Le « patriotisme responsable » de Mario Dumont séduira. Surtout parmi la classe moyenne, qui se sent plus affligée de responsabilités que comblée de privilèges et qui veut de meilleurs services pour les impôts qu’elle paie. La vision adéquiste a déjà charmé une partie du milieu des affaires québécois, qui délaisse le PLQ de Jean Charest pour aller vers le parti le plus « libéral » à ses yeux. Mais c’est le 5 et le 6 octobre, à Drummondville, qu’elle sera vraiment éprouvée. Plus de 700 militants – la plus grande rencontre de l’histoire de l’ADQ – seront alors réunis pour discuter des orientations en matière de santé.

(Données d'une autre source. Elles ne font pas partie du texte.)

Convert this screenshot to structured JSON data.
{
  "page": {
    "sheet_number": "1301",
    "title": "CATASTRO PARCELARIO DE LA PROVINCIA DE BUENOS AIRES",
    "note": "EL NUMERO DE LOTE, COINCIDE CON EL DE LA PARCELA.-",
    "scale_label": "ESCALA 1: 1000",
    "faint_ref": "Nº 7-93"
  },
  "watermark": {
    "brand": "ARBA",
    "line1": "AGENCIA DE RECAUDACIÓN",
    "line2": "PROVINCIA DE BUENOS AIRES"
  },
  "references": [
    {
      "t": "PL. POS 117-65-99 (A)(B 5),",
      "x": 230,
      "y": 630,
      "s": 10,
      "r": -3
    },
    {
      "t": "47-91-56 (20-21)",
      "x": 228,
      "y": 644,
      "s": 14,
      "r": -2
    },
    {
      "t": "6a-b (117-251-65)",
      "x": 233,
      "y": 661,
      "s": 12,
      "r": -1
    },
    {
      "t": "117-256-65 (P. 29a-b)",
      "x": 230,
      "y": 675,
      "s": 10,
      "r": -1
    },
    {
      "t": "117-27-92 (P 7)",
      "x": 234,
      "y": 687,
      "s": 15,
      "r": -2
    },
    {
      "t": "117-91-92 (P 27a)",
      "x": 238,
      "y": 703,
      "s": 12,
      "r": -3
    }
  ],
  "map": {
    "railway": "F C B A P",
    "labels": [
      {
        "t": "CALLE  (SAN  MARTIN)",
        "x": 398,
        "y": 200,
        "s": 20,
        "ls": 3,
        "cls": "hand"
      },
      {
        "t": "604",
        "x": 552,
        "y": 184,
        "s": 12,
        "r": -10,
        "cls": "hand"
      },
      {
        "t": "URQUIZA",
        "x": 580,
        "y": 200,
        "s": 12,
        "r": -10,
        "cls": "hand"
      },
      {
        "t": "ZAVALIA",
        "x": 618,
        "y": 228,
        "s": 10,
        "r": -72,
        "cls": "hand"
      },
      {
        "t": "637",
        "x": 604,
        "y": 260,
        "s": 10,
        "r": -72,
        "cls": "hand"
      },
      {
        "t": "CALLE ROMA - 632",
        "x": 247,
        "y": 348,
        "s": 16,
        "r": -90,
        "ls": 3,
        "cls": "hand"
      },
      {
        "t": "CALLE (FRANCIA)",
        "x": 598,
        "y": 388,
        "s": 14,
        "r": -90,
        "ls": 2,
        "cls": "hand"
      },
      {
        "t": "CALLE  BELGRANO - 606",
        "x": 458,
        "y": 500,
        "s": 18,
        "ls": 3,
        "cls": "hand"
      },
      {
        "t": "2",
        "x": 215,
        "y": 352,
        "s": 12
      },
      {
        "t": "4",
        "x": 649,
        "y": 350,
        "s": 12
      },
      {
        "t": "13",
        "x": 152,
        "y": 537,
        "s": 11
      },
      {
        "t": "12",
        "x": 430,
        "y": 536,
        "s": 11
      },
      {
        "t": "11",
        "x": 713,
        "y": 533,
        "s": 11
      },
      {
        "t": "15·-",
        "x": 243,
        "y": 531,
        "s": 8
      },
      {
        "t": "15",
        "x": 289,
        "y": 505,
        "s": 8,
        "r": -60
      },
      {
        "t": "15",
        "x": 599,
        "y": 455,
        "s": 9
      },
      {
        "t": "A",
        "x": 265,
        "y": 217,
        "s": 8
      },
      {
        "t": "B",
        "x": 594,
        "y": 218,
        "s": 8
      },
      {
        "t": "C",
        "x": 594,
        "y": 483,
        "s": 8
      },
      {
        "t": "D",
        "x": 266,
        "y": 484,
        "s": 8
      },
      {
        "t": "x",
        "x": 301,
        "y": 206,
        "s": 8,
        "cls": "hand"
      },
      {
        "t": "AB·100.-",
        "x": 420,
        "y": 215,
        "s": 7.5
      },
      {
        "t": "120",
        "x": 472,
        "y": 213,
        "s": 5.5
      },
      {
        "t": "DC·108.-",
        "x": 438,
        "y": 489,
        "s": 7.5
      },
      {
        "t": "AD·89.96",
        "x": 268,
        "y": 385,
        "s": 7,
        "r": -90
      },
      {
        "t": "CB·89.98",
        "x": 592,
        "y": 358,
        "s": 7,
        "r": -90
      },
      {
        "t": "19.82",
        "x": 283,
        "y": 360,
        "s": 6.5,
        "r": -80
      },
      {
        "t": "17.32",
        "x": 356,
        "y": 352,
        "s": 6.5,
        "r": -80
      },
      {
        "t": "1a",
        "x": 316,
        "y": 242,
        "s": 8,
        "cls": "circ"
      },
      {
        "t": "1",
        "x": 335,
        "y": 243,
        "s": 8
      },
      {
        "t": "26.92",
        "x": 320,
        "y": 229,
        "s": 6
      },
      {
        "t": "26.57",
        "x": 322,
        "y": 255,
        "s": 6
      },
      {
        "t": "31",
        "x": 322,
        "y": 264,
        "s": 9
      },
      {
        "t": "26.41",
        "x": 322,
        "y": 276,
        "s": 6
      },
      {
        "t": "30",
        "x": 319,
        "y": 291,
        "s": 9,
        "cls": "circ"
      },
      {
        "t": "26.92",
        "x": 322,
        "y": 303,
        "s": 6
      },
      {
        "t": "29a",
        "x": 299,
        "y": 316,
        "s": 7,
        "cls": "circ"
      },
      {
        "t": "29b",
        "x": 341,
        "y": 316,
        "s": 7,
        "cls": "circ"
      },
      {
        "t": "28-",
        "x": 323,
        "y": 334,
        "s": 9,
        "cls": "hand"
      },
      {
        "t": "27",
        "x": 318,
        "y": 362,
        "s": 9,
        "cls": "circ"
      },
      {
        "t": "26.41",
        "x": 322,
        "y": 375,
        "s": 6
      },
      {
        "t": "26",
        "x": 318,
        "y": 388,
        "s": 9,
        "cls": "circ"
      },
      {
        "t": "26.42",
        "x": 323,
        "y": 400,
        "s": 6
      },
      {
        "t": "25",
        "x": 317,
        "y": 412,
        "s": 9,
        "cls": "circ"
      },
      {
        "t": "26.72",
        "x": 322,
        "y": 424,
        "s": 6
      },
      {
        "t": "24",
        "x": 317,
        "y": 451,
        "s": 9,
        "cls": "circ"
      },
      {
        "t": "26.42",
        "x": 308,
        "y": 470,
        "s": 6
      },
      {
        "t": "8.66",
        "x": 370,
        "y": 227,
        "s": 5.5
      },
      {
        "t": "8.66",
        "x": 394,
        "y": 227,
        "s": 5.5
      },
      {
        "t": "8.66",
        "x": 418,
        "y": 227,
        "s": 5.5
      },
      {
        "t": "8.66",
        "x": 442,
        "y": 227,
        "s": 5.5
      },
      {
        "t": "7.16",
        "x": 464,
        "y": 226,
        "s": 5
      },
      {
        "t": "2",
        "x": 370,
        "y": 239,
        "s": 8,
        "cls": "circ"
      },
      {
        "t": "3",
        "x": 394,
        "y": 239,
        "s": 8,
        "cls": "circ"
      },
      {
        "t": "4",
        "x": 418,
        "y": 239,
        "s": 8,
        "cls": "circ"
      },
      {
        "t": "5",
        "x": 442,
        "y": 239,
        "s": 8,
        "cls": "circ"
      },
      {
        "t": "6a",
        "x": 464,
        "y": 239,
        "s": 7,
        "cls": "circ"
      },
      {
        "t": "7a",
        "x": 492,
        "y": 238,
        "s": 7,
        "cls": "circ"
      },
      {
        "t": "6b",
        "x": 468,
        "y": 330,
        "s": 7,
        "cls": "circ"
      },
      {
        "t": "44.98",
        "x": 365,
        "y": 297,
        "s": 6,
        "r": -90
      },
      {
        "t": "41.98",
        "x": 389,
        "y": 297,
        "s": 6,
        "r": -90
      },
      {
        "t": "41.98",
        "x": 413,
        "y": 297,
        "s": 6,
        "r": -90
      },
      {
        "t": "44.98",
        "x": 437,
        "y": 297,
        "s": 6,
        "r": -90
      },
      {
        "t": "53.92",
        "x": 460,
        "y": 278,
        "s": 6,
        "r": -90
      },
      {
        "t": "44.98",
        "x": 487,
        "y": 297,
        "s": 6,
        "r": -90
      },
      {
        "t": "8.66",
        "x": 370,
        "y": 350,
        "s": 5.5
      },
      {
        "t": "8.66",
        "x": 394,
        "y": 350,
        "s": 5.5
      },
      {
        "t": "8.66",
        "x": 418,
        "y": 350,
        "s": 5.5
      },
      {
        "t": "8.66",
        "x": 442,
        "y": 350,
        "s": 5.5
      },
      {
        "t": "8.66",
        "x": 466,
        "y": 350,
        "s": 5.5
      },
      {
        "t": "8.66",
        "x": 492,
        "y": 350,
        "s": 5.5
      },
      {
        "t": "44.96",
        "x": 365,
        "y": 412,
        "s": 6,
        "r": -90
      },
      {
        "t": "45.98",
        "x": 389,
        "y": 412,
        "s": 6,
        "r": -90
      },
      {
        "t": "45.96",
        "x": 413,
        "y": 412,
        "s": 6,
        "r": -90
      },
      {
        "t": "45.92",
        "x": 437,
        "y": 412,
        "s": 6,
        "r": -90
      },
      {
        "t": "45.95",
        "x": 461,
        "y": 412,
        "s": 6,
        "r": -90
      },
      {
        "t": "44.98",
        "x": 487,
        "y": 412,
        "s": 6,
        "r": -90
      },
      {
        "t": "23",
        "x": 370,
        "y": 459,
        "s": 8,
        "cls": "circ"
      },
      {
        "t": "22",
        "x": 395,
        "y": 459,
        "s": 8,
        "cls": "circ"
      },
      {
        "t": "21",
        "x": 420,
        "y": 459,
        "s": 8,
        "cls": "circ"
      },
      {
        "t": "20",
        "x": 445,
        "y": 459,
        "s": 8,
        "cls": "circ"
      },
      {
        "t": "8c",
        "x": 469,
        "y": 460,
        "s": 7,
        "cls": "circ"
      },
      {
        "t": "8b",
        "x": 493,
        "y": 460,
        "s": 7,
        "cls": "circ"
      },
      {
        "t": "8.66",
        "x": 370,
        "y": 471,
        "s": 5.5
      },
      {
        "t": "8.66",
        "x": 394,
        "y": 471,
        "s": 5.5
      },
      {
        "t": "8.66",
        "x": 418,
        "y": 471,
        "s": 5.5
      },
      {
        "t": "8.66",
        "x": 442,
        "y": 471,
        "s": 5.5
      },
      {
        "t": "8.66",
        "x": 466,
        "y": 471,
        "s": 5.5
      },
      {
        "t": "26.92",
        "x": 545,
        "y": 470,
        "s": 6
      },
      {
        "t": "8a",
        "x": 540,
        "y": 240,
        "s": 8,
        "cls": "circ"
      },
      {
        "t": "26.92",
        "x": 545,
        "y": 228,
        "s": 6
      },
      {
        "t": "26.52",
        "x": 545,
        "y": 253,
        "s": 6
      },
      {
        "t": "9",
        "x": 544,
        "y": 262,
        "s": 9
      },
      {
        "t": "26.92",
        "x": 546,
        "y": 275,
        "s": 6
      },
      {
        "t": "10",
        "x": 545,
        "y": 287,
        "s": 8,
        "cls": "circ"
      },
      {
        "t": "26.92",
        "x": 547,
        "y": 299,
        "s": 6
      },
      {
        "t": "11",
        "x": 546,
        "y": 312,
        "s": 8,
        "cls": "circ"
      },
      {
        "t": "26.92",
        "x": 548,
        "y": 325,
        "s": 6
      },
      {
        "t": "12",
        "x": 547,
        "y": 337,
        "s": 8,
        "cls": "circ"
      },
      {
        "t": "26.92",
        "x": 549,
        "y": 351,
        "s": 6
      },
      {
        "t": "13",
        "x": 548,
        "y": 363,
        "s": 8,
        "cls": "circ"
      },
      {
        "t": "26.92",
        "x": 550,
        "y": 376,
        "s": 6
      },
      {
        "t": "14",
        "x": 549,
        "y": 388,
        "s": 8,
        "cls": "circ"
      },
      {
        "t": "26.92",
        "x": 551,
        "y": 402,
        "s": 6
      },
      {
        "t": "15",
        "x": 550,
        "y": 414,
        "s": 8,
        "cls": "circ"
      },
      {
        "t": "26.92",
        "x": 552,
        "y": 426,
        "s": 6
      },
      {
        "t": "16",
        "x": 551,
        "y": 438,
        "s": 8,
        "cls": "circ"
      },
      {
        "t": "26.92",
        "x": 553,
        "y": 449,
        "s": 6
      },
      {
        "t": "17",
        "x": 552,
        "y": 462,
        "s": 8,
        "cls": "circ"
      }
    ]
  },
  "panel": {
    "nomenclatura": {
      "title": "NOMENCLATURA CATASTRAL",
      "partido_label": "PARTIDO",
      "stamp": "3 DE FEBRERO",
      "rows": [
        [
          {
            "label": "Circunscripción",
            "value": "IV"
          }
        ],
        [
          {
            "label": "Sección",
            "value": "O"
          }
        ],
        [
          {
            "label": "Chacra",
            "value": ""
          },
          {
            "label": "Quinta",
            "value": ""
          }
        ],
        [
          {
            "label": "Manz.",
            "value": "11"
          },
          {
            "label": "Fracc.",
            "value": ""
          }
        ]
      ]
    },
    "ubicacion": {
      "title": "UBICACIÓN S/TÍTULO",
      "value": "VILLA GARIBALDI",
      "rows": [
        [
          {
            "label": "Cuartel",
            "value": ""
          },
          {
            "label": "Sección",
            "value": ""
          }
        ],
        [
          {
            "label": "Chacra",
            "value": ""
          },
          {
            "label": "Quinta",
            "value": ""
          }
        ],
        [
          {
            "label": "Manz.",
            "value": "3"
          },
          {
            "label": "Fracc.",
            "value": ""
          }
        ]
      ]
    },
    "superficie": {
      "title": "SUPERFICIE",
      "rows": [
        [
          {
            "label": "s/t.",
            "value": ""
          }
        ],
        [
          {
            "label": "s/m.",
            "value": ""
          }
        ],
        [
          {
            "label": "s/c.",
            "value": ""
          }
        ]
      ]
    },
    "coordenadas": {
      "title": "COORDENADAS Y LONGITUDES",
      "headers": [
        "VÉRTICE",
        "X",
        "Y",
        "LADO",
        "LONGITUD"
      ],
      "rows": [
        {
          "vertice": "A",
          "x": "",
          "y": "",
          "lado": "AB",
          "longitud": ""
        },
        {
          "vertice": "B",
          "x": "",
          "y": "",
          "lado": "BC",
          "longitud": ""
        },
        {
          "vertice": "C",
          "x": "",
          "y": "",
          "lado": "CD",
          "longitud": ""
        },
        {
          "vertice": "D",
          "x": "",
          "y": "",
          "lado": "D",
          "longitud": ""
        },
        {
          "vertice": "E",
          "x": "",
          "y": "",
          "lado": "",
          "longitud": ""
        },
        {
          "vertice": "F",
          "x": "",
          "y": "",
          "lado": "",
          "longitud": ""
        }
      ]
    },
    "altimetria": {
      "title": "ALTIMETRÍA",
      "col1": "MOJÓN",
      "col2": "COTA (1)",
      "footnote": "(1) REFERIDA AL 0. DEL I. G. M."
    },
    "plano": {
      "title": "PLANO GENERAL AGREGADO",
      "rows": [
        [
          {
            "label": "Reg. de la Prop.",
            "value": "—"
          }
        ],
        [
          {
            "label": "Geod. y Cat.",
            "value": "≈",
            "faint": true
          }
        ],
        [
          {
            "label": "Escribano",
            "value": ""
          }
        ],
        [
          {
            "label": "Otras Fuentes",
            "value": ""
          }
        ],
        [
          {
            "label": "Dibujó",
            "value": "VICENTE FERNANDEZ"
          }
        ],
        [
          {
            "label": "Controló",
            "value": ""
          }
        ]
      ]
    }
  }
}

Parmi celles qu’il faut applaudir : plus de pouvoirs à certains professionnels de la santé, aux infirmières, entre autres – mais aussi aux pharmaciens, qui seraient autorisés à renouveler des ordonnances. Un nouveau type d’infirmière spécialisée aurait le droit de traiter des blessures mineures, de donner congé à des patients ou de prescrire des tests diagnostiques, des radiographies, par exemple (toutes choses déjà possibles dans d’autres provinces). De quoi libérer les urgentologues, qui seraient payés à l’heure plutôt qu’à l’acte dans les grands centres urbains, où les cas complexes sont nombreux. Car au Québec, la majorité des médecins étant payés à l’acte, le lieu de pratique le plus rémunérateur est aujourd’hui la clinique sans rendez-vous. Les responsabilités y sont minimes et les horaires plus flexibles. Résultat : les urgentologues travaillent plus dur pour un salaire moindre.

Il faudra voir comment de telles propositions seront accueillies par les syndicats des médecins. Bien des gouvernements ont dû reculer dans le passé devant ces lobbys et la complexité du réseau de la santé.

Le sujet des hôpitaux privés préconisés par l’ADQ se heurtera toutefois à la législation canadienne. Car l’auteur principal du document de politique, le Dr Stephen Morgan, rêve d’hôpitaux privés qui offriraient des chambres – ou des suites – munies de branchements Internet à haute vitesse « pour suivre les cours de la Bourse ». Il faudrait en aménager un près de l’aéroport de Dorval, dit-il, car il attirera les étrangers.

Sous un gouvernement de l’ADQ, un médecin pourrait aussi louer une salle d’opération en dehors des heures courantes d’utilisation. Il serait payé par l’État, au tarif prévu. Le patient verserait un supplément pour couvrir les autres frais – administration, équipement, personnel. Afin d’éviter qu’un trop grand nombre de spécialistes n’optent pour cette pratique, on limiterait le temps que chacun pourrait y consacrer. Sans quoi, admet le Dr Morgan, les effets pervers se multiplieraient. Trop de médecins abandonnent déjà des tâches prioritaires, mais peu lucratives : urgences, soins à domicile, soins prolongés. Combien d’autres encore les délaisseraient ?

Pour assurer des services en région, le document propose de remplacer les régies régionales par des directions régionales, sur le modèle des conseils de médecins et de dentistes des hôpitaux. Soumis à l’autorité de leurs pairs, les médecins répondront-ils mieux aux besoins ? Oui, affirme le Dr Morgan. Car c’est leur droit d’exercer qui sera en jeu. Prompts à brandir la menace de s’exiler dès que l’État leur rappelle qu’ils ont l’obligation – patriotique ? – d’offrir des services sur tout le territoire, les médecins seront-ils tentés par ce projet ?

L’audace de certaines propositions a de quoi séduire. Mais il faudra être vigilant. Le patriotisme responsable chargera-t-il les Québécois de nouvelles responsabilités (par exemple celle de consacrer plus de temps et d’argent aux organismes communautaires, qui prendront le relais d’un État réduit) au lieu d’alléger leur fardeau ? La solidarité cédera-t-elle le pas à la charité ? C’est à voir.